David Berdugo, Former Blue Nile COO, Named CEO of Caratwise
Ex-Blue Nile and James Allen COO David Berdugo joins Caratwise, an indie jeweler platform backed by Indian diamond giant Hari Krishna.

David Berdugo has spent his career watching two worlds drift apart: the independent jeweler with a loyal local clientele and the big e-tailer with the technology to close a custom sale before a customer ever walks through a door. His new role as CEO of Caratwise is, essentially, a bet that the gap can be closed.
Berdugo, formerly chief operating officer of both Blue Nile and James Allen, was appointed to lead Caratwise, a white-label custom-design platform owned by Indian diamond giant Hari Krishna.

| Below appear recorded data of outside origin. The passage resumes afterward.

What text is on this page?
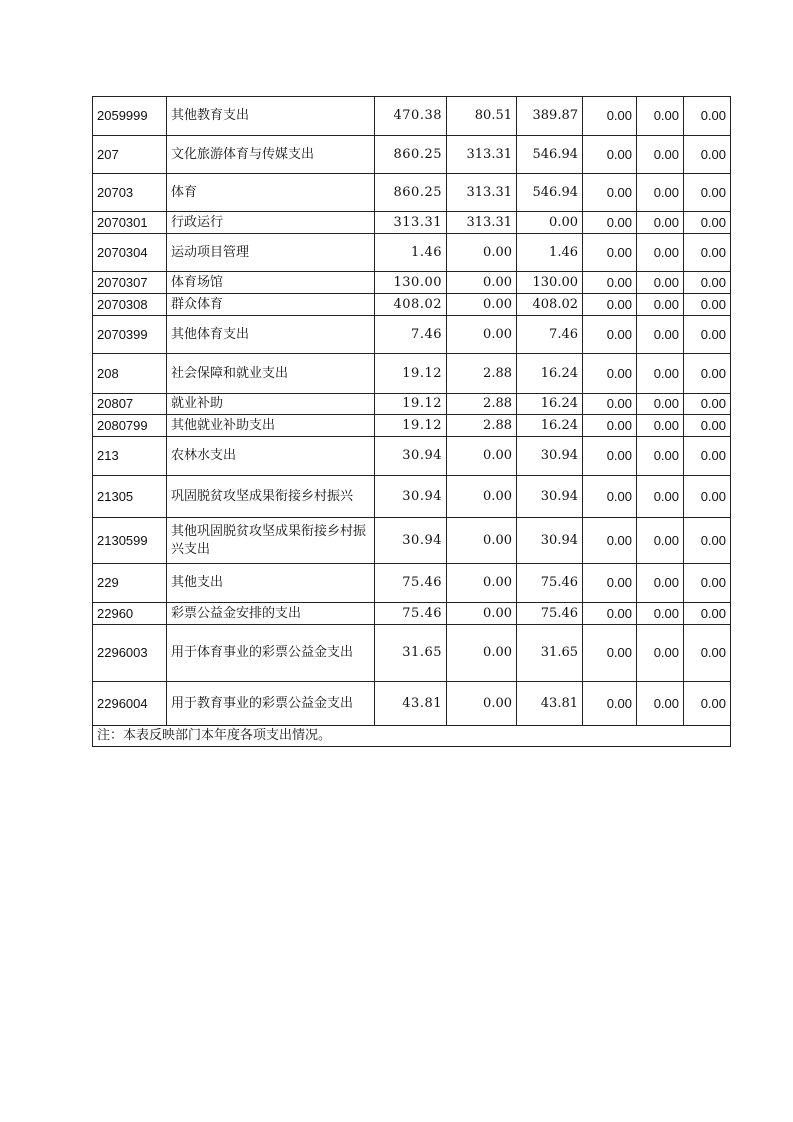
2059999	其他教育支出	470.38	80.51	389.87	0.00	0.00	0.00
207	文化旅游体育与传媒支出	860.25	313.31	546.94	0.00	0.00	0.00
20703	体育	860.25	313.31	546.94	0.00	0.00	0.00
2070301	行政运行	313.31	313.31	0.00	0.00	0.00	0.00
2070304	运动项目管理	1.46	0.00	1.46	0.00	0.00	0.00
2070307	体育场馆	130.00	0.00	130.00	0.00	0.00	0.00
2070308	群众体育	408.02	0.00	408.02	0.00	0.00	0.00
2070399	其他体育支出	7.46	0.00	7.46	0.00	0.00	0.00
208	社会保障和就业支出	19.12	2.88	16.24	0.00	0.00	0.00
20807	就业补助	19.12	2.88	16.24	0.00	0.00	0.00
2080799	其他就业补助支出	19.12	2.88	16.24	0.00	0.00	0.00
213	农林水支出	30.94	0.00	30.94	0.00	0.00	0.00
21305	巩固脱贫攻坚成果衔接乡村振兴	30.94	0.00	30.94	0.00	0.00	0.00
2130599	其他巩固脱贫攻坚成果衔接乡村振兴支出	30.94	0.00	30.94	0.00	0.00	0.00
229	其他支出	75.46	0.00	75.46	0.00	0.00	0.00
22960	彩票公益金安排的支出	75.46	0.00	75.46	0.00	0.00	0.00
2296003	用于体育事业的彩票公益金支出	31.65	0.00	31.65	0.00	0.00	0.00
2296004	用于教育事业的彩票公益金支出	43.81	0.00	43.81	0.00	0.00	0.00
注：本表反映部门本年度各项支出情况。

The platform is designed to be embedded directly on an independent retailer's website, giving shop owners real-time control over production, pricing, metal costs, and diamond selection without requiring the kind of technology investment that has historically been reserved for large e-commerce players.

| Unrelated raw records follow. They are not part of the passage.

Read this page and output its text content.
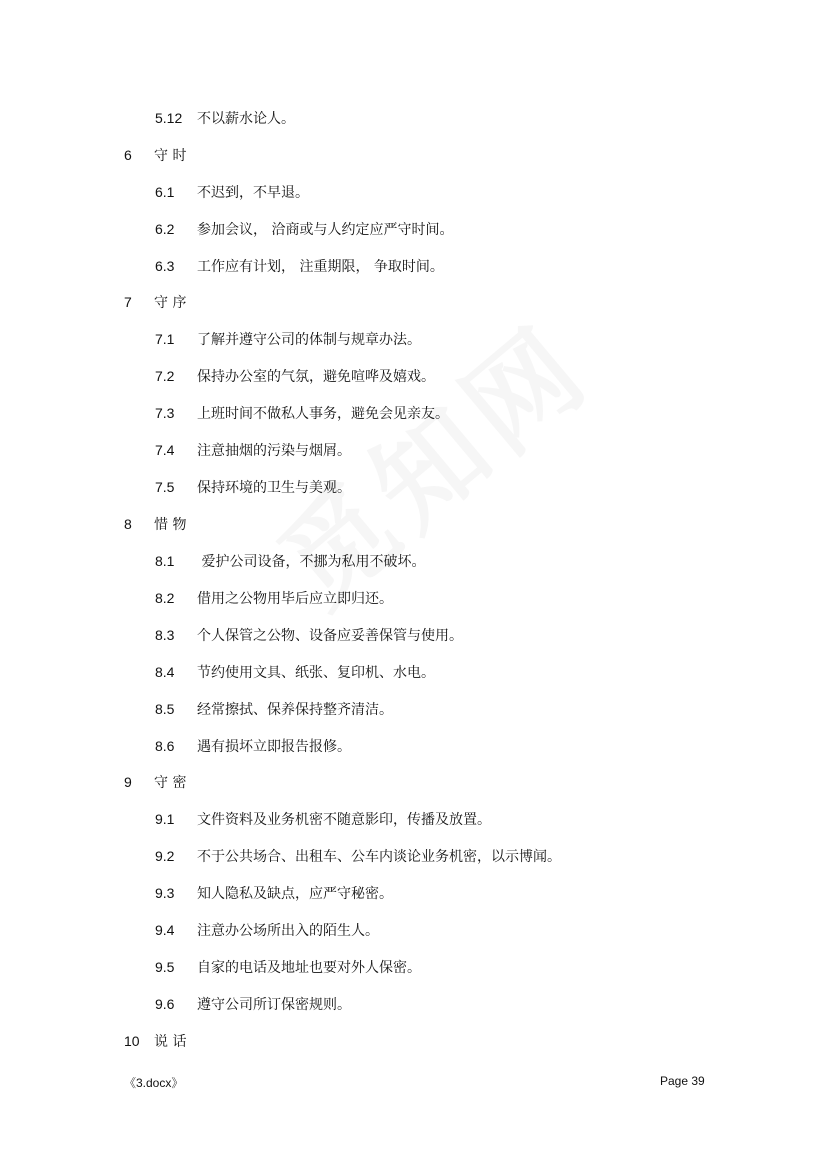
5.12 不以薪水论人。
6 守 时
6.1 不迟到，不早退。
6.2 参加会议， 洽商或与人约定应严守时间。
6.3 工作应有计划， 注重期限， 争取时间。
7 守 序
7.1 了解并遵守公司的体制与规章办法。
7.2 保持办公室的气氛，避免喧哗及嬉戏。
7.3 上班时间不做私人事务，避免会见亲友。
7.4 注意抽烟的污染与烟屑。
7.5 保持环境的卫生与美观。
8 惜 物
8.1 爱护公司设备，不挪为私用不破坏。
8.2 借用之公物用毕后应立即归还。
8.3 个人保管之公物、设备应妥善保管与使用。
8.4 节约使用文具、纸张、复印机、水电。
8.5 经常擦拭、保养保持整齐清洁。
8.6 遇有损坏立即报告报修。
9 守 密
9.1 文件资料及业务机密不随意影印，传播及放置。
9.2 不于公共场合、出租车、公车内谈论业务机密，以示博闻。
9.3 知人隐私及缺点，应严守秘密。
9.4 注意办公场所出入的陌生人。
9.5 自家的电话及地址也要对外人保密。
9.6 遵守公司所订保密规则。
10 说 话
《3.docx》	Page 39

The problem Berdugo describes is familiar to anyone who has worked a counter at a local jewelry store. "Many independent jewelers are familiar with customers coming with a screenshot from Brilliant Earth or Grown Brilliance and saying, 'Can you design this?'" he said. "This lets customers do it from the jeweler's website, and gives jewelers access to size and choice like never before."

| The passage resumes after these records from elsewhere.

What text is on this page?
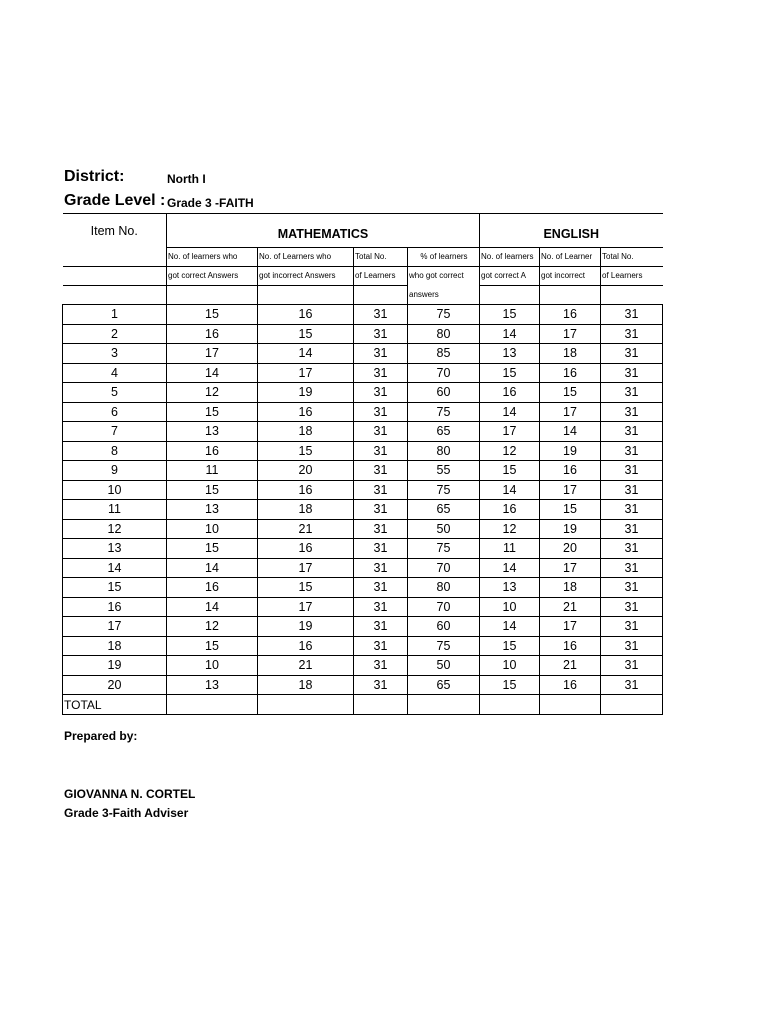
District:	North I
Grade Level : Grade 3 -FAITH
Item No.	MATHEMATICS				ENGLISH		
	No. of learners who	No. of Learners who	Total No.	% of learners	No. of learners	No. of Learner	Total No.
	got correct Answers	got incorrect Answers	of Learners	who got correct	got correct A	got incorrect	of Learners
				answers			
1	15	16	31	75	15	16	31
2	16	15	31	80	14	17	31
3	17	14	31	85	13	18	31
4	14	17	31	70	15	16	31
5	12	19	31	60	16	15	31
6	15	16	31	75	14	17	31
7	13	18	31	65	17	14	31
8	16	15	31	80	12	19	31
9	11	20	31	55	15	16	31
10	15	16	31	75	14	17	31
11	13	18	31	65	16	15	31
12	10	21	31	50	12	19	31
13	15	16	31	75	11	20	31
14	14	17	31	70	14	17	31
15	16	15	31	80	13	18	31
16	14	17	31	70	10	21	31
17	12	19	31	60	14	17	31
18	15	16	31	75	15	16	31
19	10	21	31	50	10	21	31
20	13	18	31	65	15	16	31
TOTAL							
Prepared by:
GIOVANNA N. CORTEL
Grade 3-Faith Adviser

The market case is straightforward. Berdugo cites that 85% of customers want personalization for bridal purchases and, given the choice, prefer to buy from an independent jeweler over a faceless online retailer. The obstacle is not desire on either side; it is infrastructure. "The big e-tailers have the technology, but they're not local, so they don't have the same trust," Berdugo said. "But the challenge for independents is they don't have the money to install sophisticated custom-design technology on their site."

Caratwise is currently focused on bridal design and is working with a select group of jewelers, with broader expansion planned for later in 2026. The company intends to eventually move beyond bridal, though no specific product categories or timelines for that expansion have been announced. Hari Krishna, the platform's parent company, is one of India's major diamond manufacturers, a ownership structure that could offer Caratwise significant upstream advantages in diamond sourcing as it scales.
For independent jewelers watching large online retailers absorb an ever-larger share of bridal business, the promise of a "frictionless" custom-design tool embedded in their own branded website represents a meaningful competitive shift. Whether Caratwise can deliver on that promise at scale remains the question its new CEO will need to answer.